Hengky Setiawan

Hengky Setiawan
lahir 7 Juli 1969 di Jakarta
ayah: Herman Setiawan
ibu: Lanny

GOSIPNYA
Ketika kuliah jurusan Ekonomi di Universitas Tarumanegara, Jakarta tahun 1989, Hengky iseng-iseng berjualan ponsel Nokia NMT bekas ke teman-temannya. Ponsel seharga Rp. 5 juta tersebut laku terjual Rp. 7 juta. Dalam sebulan ia mampu menjual 5 ponsel bekas dengan laba 2 juta per ponsel.

Tahun 1990 PT Komselindo memotori perkembangan operator ponsel Advanced Mobile Phone System (AMPS).

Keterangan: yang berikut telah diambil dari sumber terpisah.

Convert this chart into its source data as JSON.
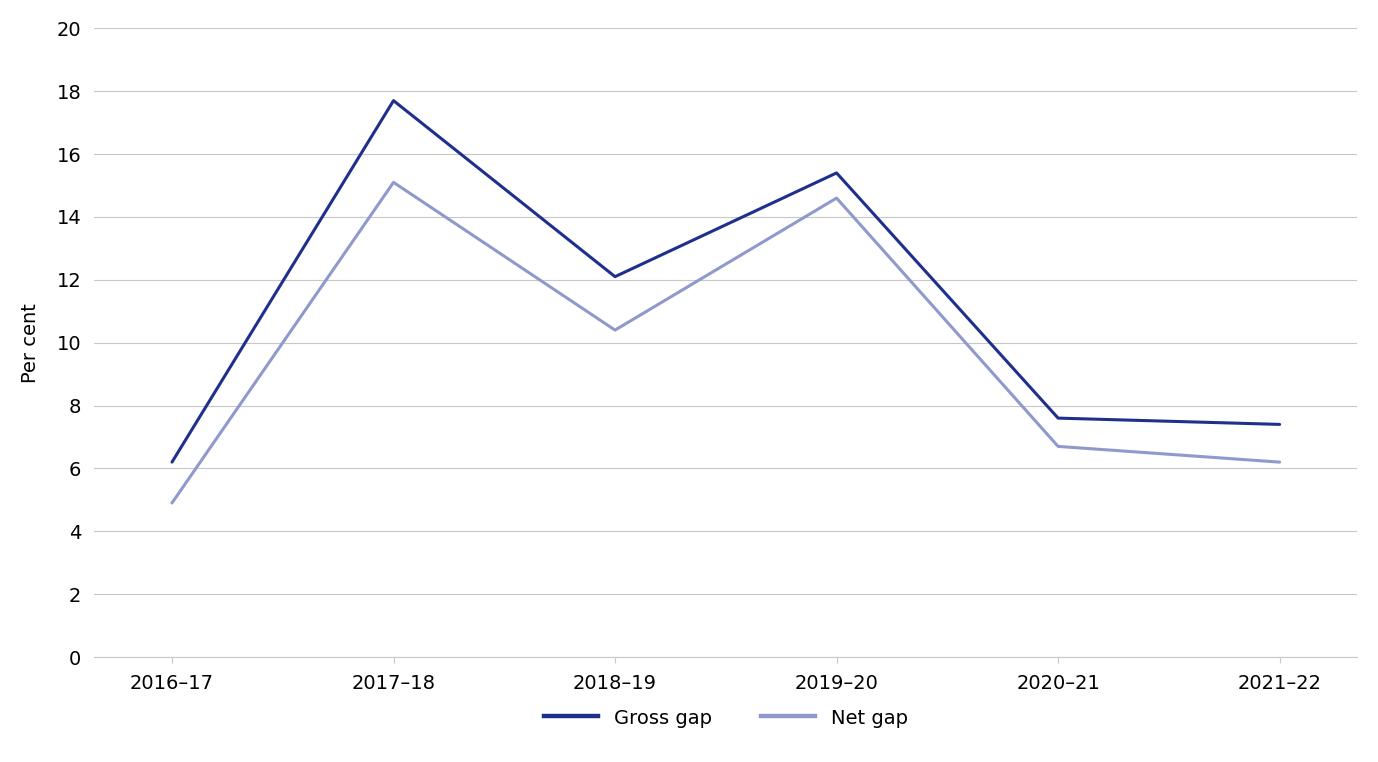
{
  "categories": [
    "2016–17",
    "2017–18",
    "2018–19",
    "2019–20",
    "2020–21",
    "2021–22"
  ],
  "gross_gap": [
    6.2,
    17.7,
    12.1,
    15.4,
    7.6,
    7.4
  ],
  "net_gap": [
    4.9,
    15.1,
    10.4,
    14.6,
    6.7,
    6.2
  ],
  "gross_color": "#1f2f8c",
  "net_color": "#9099cc",
  "gross_label": "Gross gap",
  "net_label": "Net gap",
  "ylabel": "Per cent",
  "ylim": [
    0,
    20
  ],
  "yticks": [
    0,
    2,
    4,
    6,
    8,
    10,
    12,
    14,
    16,
    18,
    20
  ],
  "background_color": "#ffffff",
  "grid_color": "#c8c8c8",
  "line_width": 2.2,
  "legend_fontsize": 14,
  "ylabel_fontsize": 14,
  "tick_fontsize": 14
}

Ketika itu para dealer ponsel harus memakai sistem purchase order (PO) ketika membeli ponsel Motorola. Satu PO harganya Rp. 15 juta dan barang baru dikirim 1-2 bulan berikutnya.

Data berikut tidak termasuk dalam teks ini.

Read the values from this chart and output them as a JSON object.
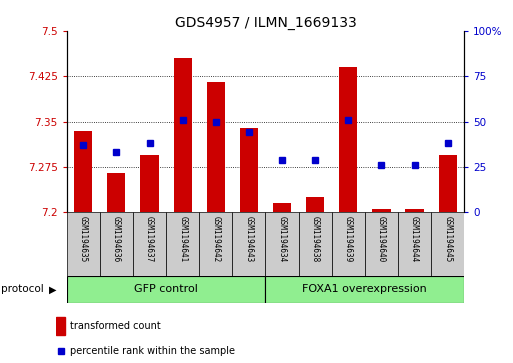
{
  "title": "GDS4957 / ILMN_1669133",
  "samples": [
    "GSM1194635",
    "GSM1194636",
    "GSM1194637",
    "GSM1194641",
    "GSM1194642",
    "GSM1194643",
    "GSM1194634",
    "GSM1194638",
    "GSM1194639",
    "GSM1194640",
    "GSM1194644",
    "GSM1194645"
  ],
  "red_values": [
    7.335,
    7.265,
    7.295,
    7.455,
    7.415,
    7.34,
    7.215,
    7.225,
    7.44,
    7.205,
    7.205,
    7.295
  ],
  "blue_values_pct": [
    37,
    33,
    38,
    51,
    50,
    44,
    29,
    29,
    51,
    26,
    26,
    38
  ],
  "ymin": 7.2,
  "ymax": 7.5,
  "y_ticks": [
    7.2,
    7.275,
    7.35,
    7.425,
    7.5
  ],
  "y_ticks_right": [
    0,
    25,
    50,
    75,
    100
  ],
  "group1_label": "GFP control",
  "group2_label": "FOXA1 overexpression",
  "group1_count": 6,
  "group2_count": 6,
  "protocol_label": "protocol",
  "legend1": "transformed count",
  "legend2": "percentile rank within the sample",
  "red_color": "#cc0000",
  "blue_color": "#0000cc",
  "bar_base": 7.2,
  "group_bg": "#90ee90",
  "sample_bg": "#cccccc",
  "bar_width": 0.55,
  "title_fontsize": 10,
  "tick_fontsize": 7.5,
  "sample_fontsize": 5.5,
  "group_fontsize": 8,
  "legend_fontsize": 7
}
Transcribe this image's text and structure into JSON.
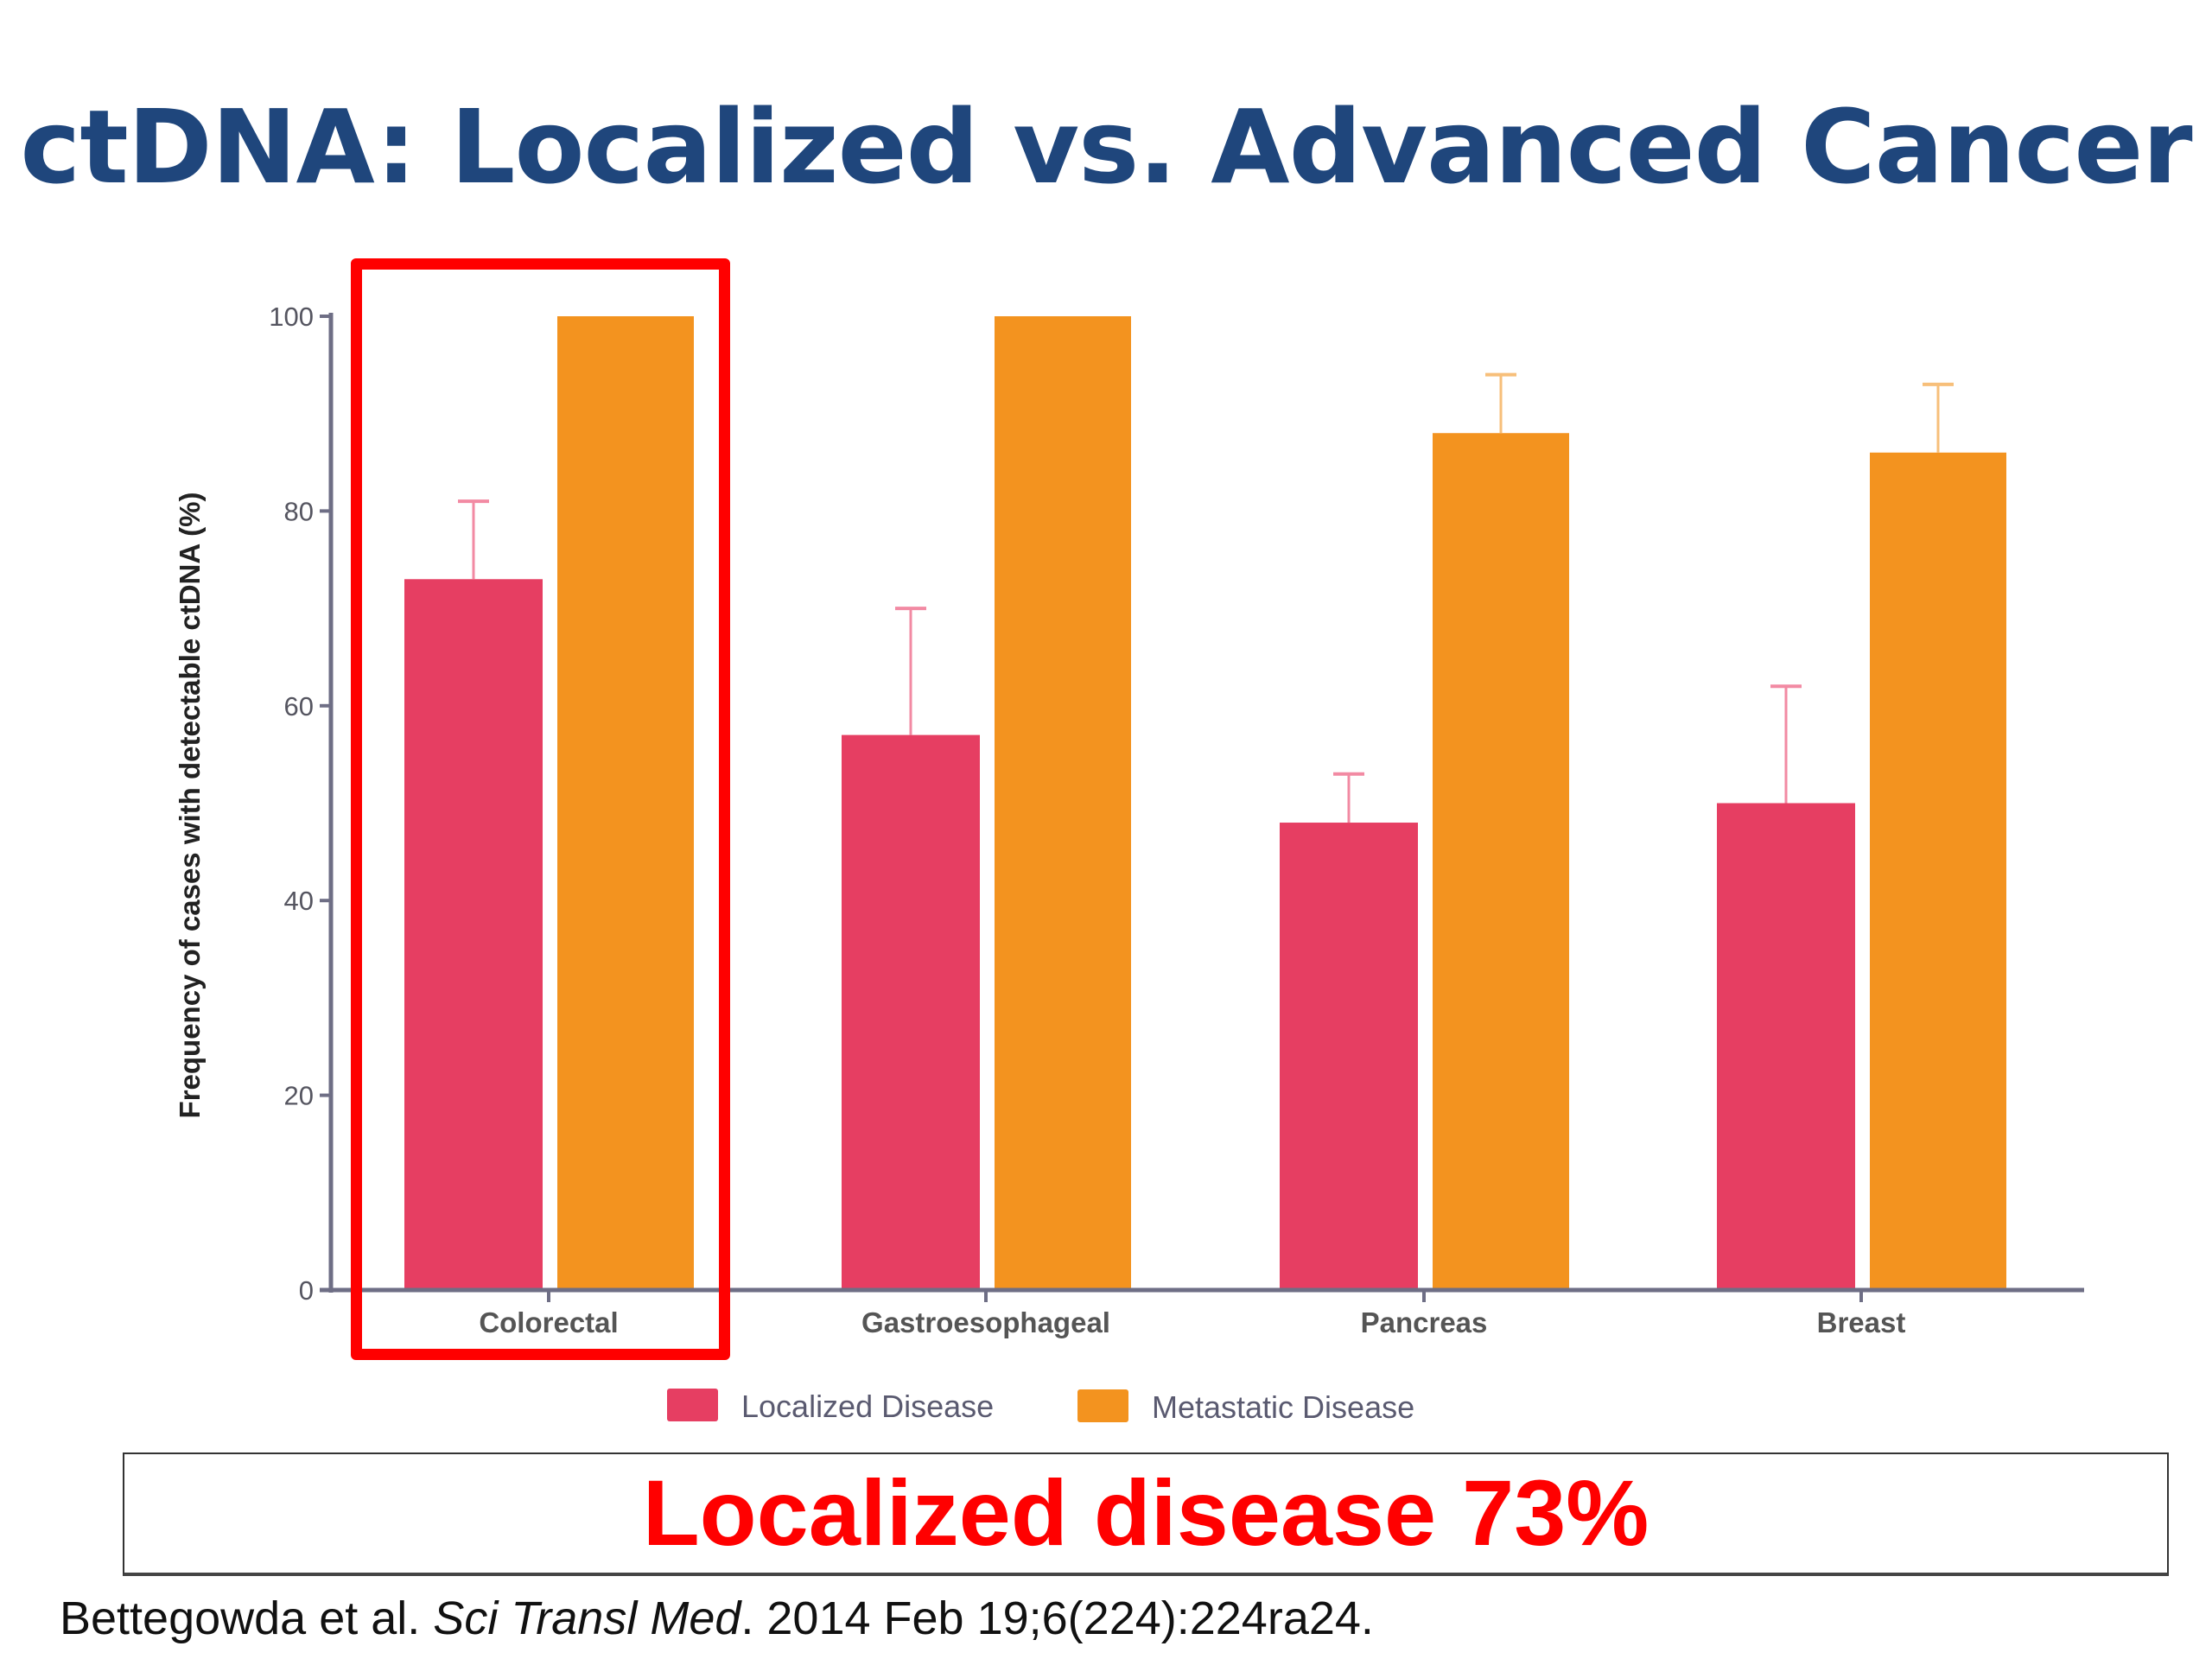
{
  "slide": {
    "title": "ctDNA: Localized vs. Advanced Cancer",
    "callout": "Localized disease 73%",
    "citation": {
      "authors": "Bettegowda et al. ",
      "journal": "Sci Transl Med",
      "details": ". 2014 Feb 19;6(224):224ra24."
    },
    "highlight": "Colorectal"
  },
  "colors": {
    "title": "#1f467c",
    "localized": "#e63e62",
    "metastatic": "#f3931f",
    "localized_error": "#f28aa3",
    "metastatic_error": "#f7bf7a",
    "highlight": "#ff0000",
    "axis": "#6e6e85"
  },
  "chart_data": {
    "type": "bar",
    "title": "",
    "xlabel": "",
    "ylabel": "Frequency of cases with detectable ctDNA (%)",
    "ylim": [
      0,
      100
    ],
    "yticks": [
      0,
      20,
      40,
      60,
      80,
      100
    ],
    "grid": false,
    "legend_position": "bottom",
    "categories": [
      "Colorectal",
      "Gastroesophageal",
      "Pancreas",
      "Breast"
    ],
    "series": [
      {
        "name": "Localized Disease",
        "values": [
          73,
          57,
          48,
          50
        ],
        "error_upper": [
          81,
          70,
          53,
          62
        ]
      },
      {
        "name": "Metastatic Disease",
        "values": [
          100,
          100,
          88,
          86
        ],
        "error_upper": [
          null,
          null,
          94,
          93
        ]
      }
    ]
  }
}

Hengky ikut-ikutan berjualan PO dan dari jual-beli kertas PO itu saja, ia berhasil meraup keuntungan Rp. 1 juta per lembar PO. Kala itu ia bisa membeli satu buku yang berisi 25 lembar PO, sehingga mengeruk untung Rp. 25 juta sebulan. Pada bulan-bulan berikutnya ia berhasil menjual tiga buku PO dengan keuntungan Rp. 75 juta sebulan. Saat itu kebetulan ada dealer yang menjual izin dealership-nya sehingga ia langsung mencaploknya karena hampir dua tahun hanya berstatus calo ponsel.

Prestasinya itu ternyata menarik perhatian Star Express, distributor ponsel Motorola. Ia disarankan membentuk perseroan terbatas sehingga ia lalu mendirikan PT Setia Utama Telesindo pada tahun 1992 dengan investasi awal Rp. 100 juta. Pada tahun 1992-1993 pemasaran ponsel AMPS secara nasional stagnan. Ada produk yang tidak laku di pasar: bag phone, yaitu telepon yang ditenteng seharga Rp. 10 juta per unit. Ketika dealer lain menyerah, ia malah mampu menjual ratusan unit bag phone. Star Express senang sehingga ia diberi harga diskon spesial.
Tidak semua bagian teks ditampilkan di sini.